J: I'm not understanding how I can lead this perfectly wholesome life where I don't hurt others, I don't participate in promiscuous sex, and am a giving person, yet I can't get into heaven for the mere fact that I am atheist, whereas a man who raped and murdered a child becomes "born again Christian" and has the chance to go to heaven. If that's the case, this is not the type of god I want to associate with.
H: Yussssssss
J: I asked my brother why he did believe and he said when he was 8 or 9 he heard my Mexican grandma reciting her Hail Marys and that when he saw how devoted and passionate she was about Jesus, he said there was no way it couldn't be real. 

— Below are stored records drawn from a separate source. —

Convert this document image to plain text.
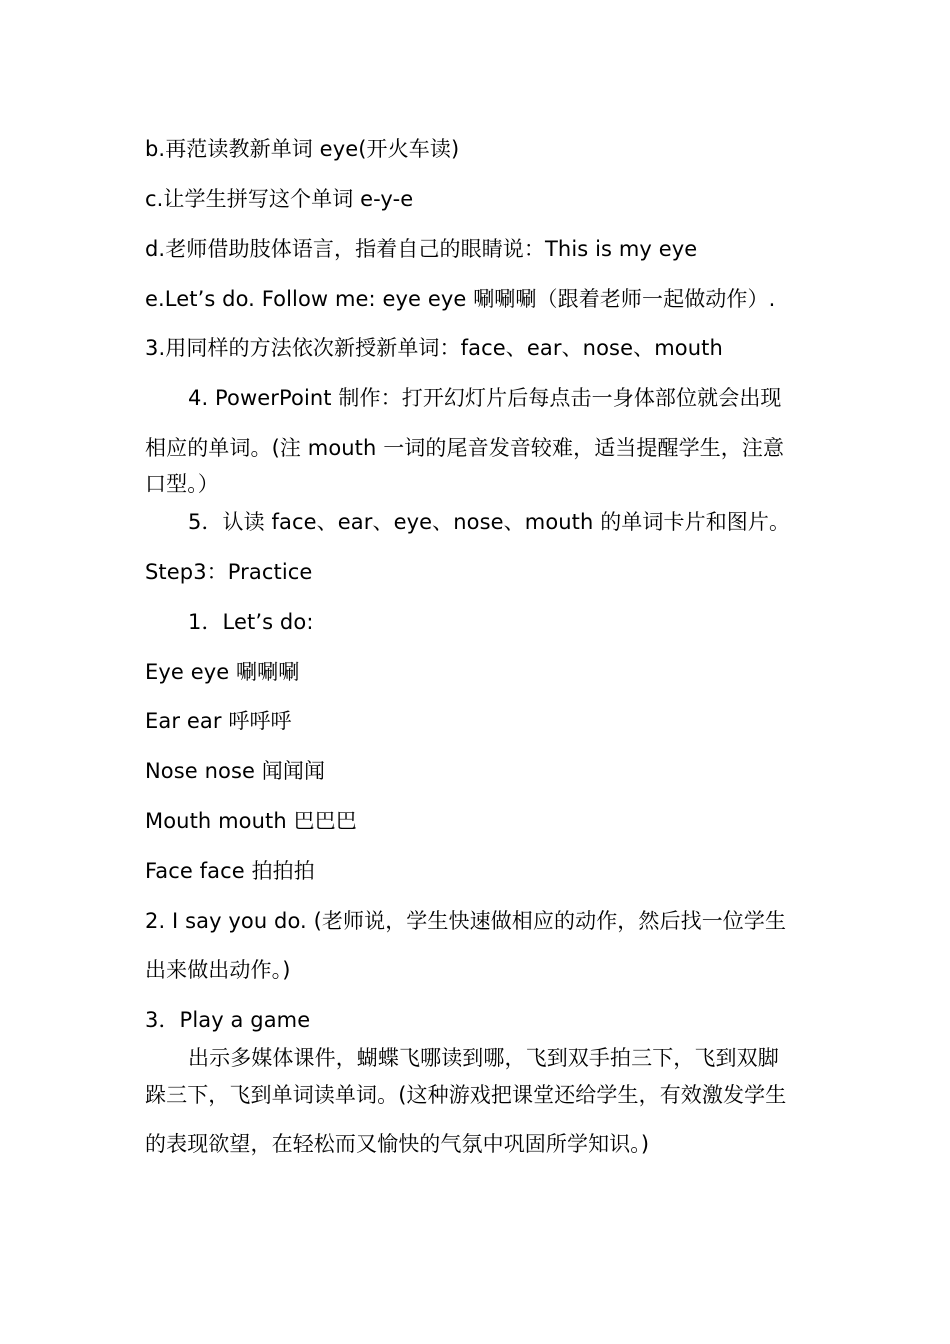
b.再范读教新单词 eye(开火车读)
c.让学生拼写这个单词 e-y-e
d.老师借助肢体语言，指着自己的眼睛说：This is my eye
e.Let’s do. Follow me: eye eye 唰唰唰（跟着老师一起做动作）.
3.用同样的方法依次新授新单词：face、ear、nose、mouth
4. PowerPoint 制作：打开幻灯片后每点击一身体部位就会出现
相应的单词。(注 mouth 一词的尾音发音较难，适当提醒学生，注意
口型。）
5．认读 face、ear、eye、nose、mouth 的单词卡片和图片。
Step3：Practice
1．Let’s do:
Eye eye 唰唰唰
Ear ear 呼呼呼
Nose nose 闻闻闻
Mouth mouth 巴巴巴
Face face 拍拍拍
2. I say you do. (老师说，学生快速做相应的动作，然后找一位学生
出来做出动作。)
3．Play a game
出示多媒体课件，蝴蝶飞哪读到哪，飞到双手拍三下，飞到双脚
跺三下，飞到单词读单词。(这种游戏把课堂还给学生，有效激发学生
的表现欲望，在轻松而又愉快的气氛中巩固所学知识。)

J: I said― similarly, a Nazi soldier would recite his creed and genuinely believed that what he was standing up for was the truth and that it was right.
He said, "Ya, but the Nazi creed was made and written by man."
H: Please tell me you said "so is the bible"
J: I didn't because he clearly wasn't making that mental connection on his own
J: At one point he said I feel sorry for you
J: And I said― no, no... it is I who feels sorry for you
J: He thought I was mocking him
H: So it ended in a stalemate?
J: I said― no, I'm not. In the time you commit to reading the bible or going to church, you could be devoting that time to biology or chemistry or physics or astronomy. You could be discovering a cure for cancer, figuring out more efficient and ground-breaking ways to put man further into space, or figuring out a legitimate way to filter industrial pollution into clean air. Albert Einstein was an atheist and look at everything he discovered!!!
J: No, it ended with him calling me a bigot and saying that he loves me all the same.
H: That would piss me off even more
J: Hahaha. It didn't because I know that I'm more knowledgeable about what I'm talking about than he is. Shit, I could have a whole argument for my opposition. I know my stuff.
H: You do indeed 
I hope you have a friend that supports you and comforts you like I do.